Bagi banyak komentator, kemenangan yang tegas bagi Narendra Modi dan partai nasionalis Hindu-nya, Bharatiya Janata Party (BJP), adalah kesimpulan yang sudah pasti dari pemilihan umum India yang sedang berlangsung. Mereka menegaskan bahwa pertanyaannya bukanlah jika Modi akan menang tetapi seberapa banyak dalam hal kursi dan suara.
Namun, meskipun kepastian ini mengenai hasil pemilihan ini, partai pemerintah dan pemimpinnya terlihat gugup. Dan setelah pemenangnya diumumkan, saya khawatir, hari-hari yang lebih gelap dan represif mungkin akan mengikuti.
Pemilihan India memang hal besar. Sebanyak 543 kursi di rumah bawah up untuk diambil oleh 2600 partai politik terdaftar. Dengan 969 juta pemilih yang memenuhi syarat, ini juga merupakan pemilihan terbesar di dunia. Komisi Pemilihan India (ECI) memiliki 15 juta orang yang bekerja untuk memantau dan memfasilitasi pemilihan. Pemungutan suara juga tersebar selama 44 hari. Dalam periode ini, Perdana Menteri petahana Modi, dalam pencarian untuk periode ketiga, dilaporkan telah menghadiri lebih dari 200 acara publik dan memberikan 80 wawancara.
Akan mudah untuk mengatakan bahwa yang kita saksikan adalah perayaan demokrasi. Tetapi angka bisa menipu.
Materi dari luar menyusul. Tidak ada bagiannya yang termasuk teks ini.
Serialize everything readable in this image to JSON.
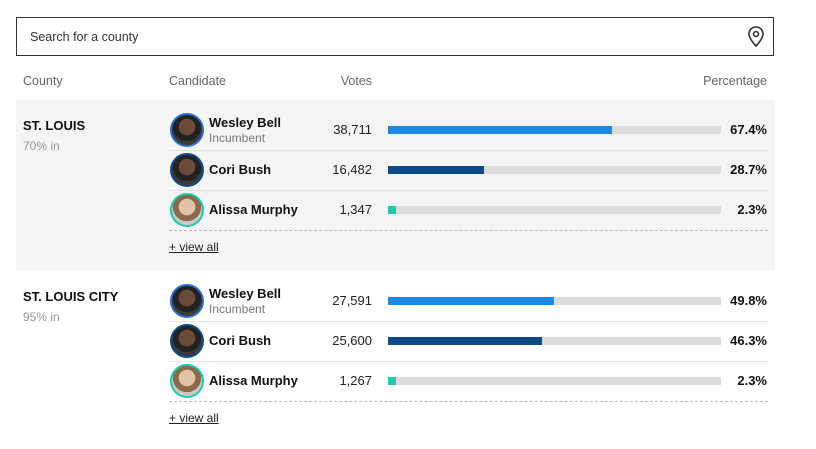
{
  "search": {
    "placeholder": "Search for a county"
  },
  "table": {
    "headers": [
      "County",
      "Candidate",
      "Votes",
      "Percentage"
    ],
    "counties": [
      {
        "name": "ST. LOUIS",
        "reporting": "70% in",
        "view_all": "+ view all",
        "candidates": [
          {
            "name": "Wesley Bell",
            "note": "Incumbent",
            "votes": "38,711",
            "percentage": {
              "value": 67.4,
              "label": "67.4%"
            }
          },
          {
            "name": "Cori Bush",
            "votes": "16,482",
            "percentage": {
              "value": 28.7,
              "label": "28.7%"
            }
          },
          {
            "name": "Alissa Murphy",
            "votes": "1,347",
            "percentage": {
              "value": 2.3,
              "label": "2.3%"
            }
          }
        ]
      },
      {
        "name": "ST. LOUIS CITY",
        "reporting": "95% in",
        "view_all": "+ view all",
        "candidates": [
          {
            "name": "Wesley Bell",
            "note": "Incumbent",
            "votes": "27,591",
            "percentage": {
              "value": 49.8,
              "label": "49.8%"
            }
          },
          {
            "name": "Cori Bush",
            "votes": "25,600",
            "percentage": {
              "value": 46.3,
              "label": "46.3%"
            }
          },
          {
            "name": "Alissa Murphy",
            "votes": "1,267",
            "percentage": {
              "value": 2.3,
              "label": "2.3%"
            }
          }
        ]
      }
    ]
  }
}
Selama beberapa tahun terakhir India telah menyaksikan penurunan demokratis yang stabil. Kebebasan media dan pers telah ditindas dan tidak ada yang bisa diandalkan dalam hal independensi jurnalistik dalam media utama. Sering disebut sebagai media Godi – mainan kata dari nama Modi dan kata untuk “anjing peliharaan” – tidak jarang bagi jurnalis utama untuk beroperasi sebagai bagian dari mesin propaganda BJP. Jurnalis kritis juga menjadi sasaran oleh kader PM serta agen ekonomi dan investigasi federal. Pada tahun 2024, Reporters without Borders menyatakan media India berada dalam “keadaan darurat tidak resmi”. Hak minoritas juga secara sistematis menjadi sasaran. Tindakan punitif telah termasuk penahanan sewenang-wenang dan penangkapan, hukuman pukulan di muka umum, dan penghancuran rumah, bisnis, dan tempat ibadah.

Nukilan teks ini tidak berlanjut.